Suite au rejet par le Sénat du projet de révision constitutionnelle que le pouvoir voulait faire adopter par la procédure normale, prévue au Titre 11 de la Constitution (articles 99, 100 et 101) et qui requiert l’approbation d’une majorité des deux tiers de chacune des deux chambres du Parlement avant la soumission au référendum populaire, le régime a opté, encore une fois, pour la fuite en avant, en décidant le recours à l’article 38 de la Constitution.
Face à l’arrogance du régime et à son mépris du droit en annonçant, lors de la conférence de presse du chef de l’Etat consécutive au rejet du projet d’amendements constitutionnels par le Sénat, sa volonté d’organiser un référendum ne reposant sur aucune base juridique valable, le Forum National pour la Démocratie et l’Unité (FNDU) avait décidé d’adopter une réponse en deux étapes. Lors de la première étape, la réponse consistait en l’organisation d’un ensemble d’activités visant à renforcer la mobilisation populaire contre le projet de révision constitutionnelle, dans l’espoir que le régime revienne à la raison et abandonne ce projet, non fondé juridiquement, contesté politiquement, inutile et coûteux. Dans la seconde étape, qui ne commence que lorsque le gouvernement aura adopté le décret de convocation du collège électoral pour le scrutin référendaire, le FNDU tranchera alors la question de la participation ou du boycott.
Après expiration de la première phase et face à l’entêtement du régime à organiser son référendum, les différents pôles constitutifs du FNDU, dont le pôle politique auquel nous appartenons, ont eu des discussions approfondies sur les deux options de la participation et du boycott. N’ayant pu parvenir à un consensus au sein du pôle politique sur l’une ou l’autre des deux options, chaque parti avait la latitude de décider du choix que lui dictentsa conviction et son appréciation des enjeux du référendum.

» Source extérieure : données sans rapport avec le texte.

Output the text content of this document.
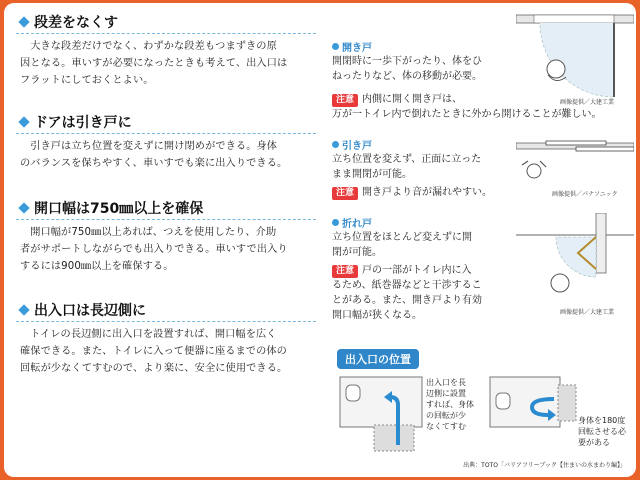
段差をなくす
大きな段差だけでなく、わずかな段差もつまずきの原
因となる。車いすが必要になったときも考えて、出入口は
フラットにしておくとよい。
ドアは引き戸に
引き戸は立ち位置を変えずに開け閉めができる。身体
のバランスを保ちやすく、車いすでも楽に出入りできる。
開口幅は750㎜以上を確保
開口幅が750㎜以上あれば、つえを使用したり、介助
者がサポートしながらでも出入りできる。車いすで出入り
するには900㎜以上を確保する。
出入口は長辺側に
トイレの長辺側に出入口を設置すれば、開口幅を広く
確保できる。また、トイレに入って便器に座るまでの体の
回転が少なくてすむので、より楽に、安全に使用できる。
開き戸
開閉時に一歩下がったり、体をひ
ねったりなど、体の移動が必要。
注意 内側に開く開き戸は、
万が一トイレ内で倒れたときに外から開けることが難しい。
画像提供／大建工業
引き戸
立ち位置を変えず、正面に立った
まま開閉が可能。
注意 開き戸より音が漏れやすい。	画像提供／パナソニック
折れ戸
立ち位置をほとんど変えずに開
閉が可能。
注意 戸の一部がトイレ内に入
るため、紙巻器などと干渉するこ
とがある。また、開き戸より有効
開口幅が狭くなる。	画像提供／大建工業
出入口の位置
出入口を長
辺側に設置
すれば、身体
の回転が少
なくてすむ
身体を180度
回転させる必
要がある
出典：TOTO「バリアフリーブック【住まいの水まわり編】」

Malgré le bien-fondé des arguments qui plaident pour l’option du boycott, notre parti, Convergence Démocratique Nationale (CDN), n’a pu se convaincre de l’opportunité de cette option et a décidé de participer au référendum constitutionnel et de mener une campagne en vue de faire échec au projet du pouvoir. Ce choix s’explique par plusieurs raisons tenant tant à l’instant politique particulier, à l’intensité de la mobilisation chez nos concitoyens contre les amendements voulus par le régime qu’à l’importance des symboles et institutions que le pouvoir projette de dénaturer ou supprimer à travers la révision constitutionnelle. Ces raisons sont exposées dans les points ci-dessous :
- L’option de participation est conforme à la volonté populaire que nous avons pu confirmer lors de nos multiples visites de terrain, dans les marchés, les établissements d’enseignement supérieur, les lycées et autres lieux publics. Les différents segments de nos compatriotes (jeuns, femmes, etudients, commercant…etc) que nous avions rencontrés affichent leur détermination à faire échouer la révision constitutionnelle. Ils demandent également, et de façon très claire, que les formations politiques deviennent un véritable instrument d’expression de cette orientation populaire, justifiée par l’approfondissement de la crise politique, l’amplification de la crise économique et sociale- qui se manifeste par une hausse vertigineuses des prix, un chômage endémique, destructeur des espoirs de notre jeunesse, et une paupérisation croissante de notre population – et, pire, par le désespoir de voir les choses s’améliorer sous le régime actuel.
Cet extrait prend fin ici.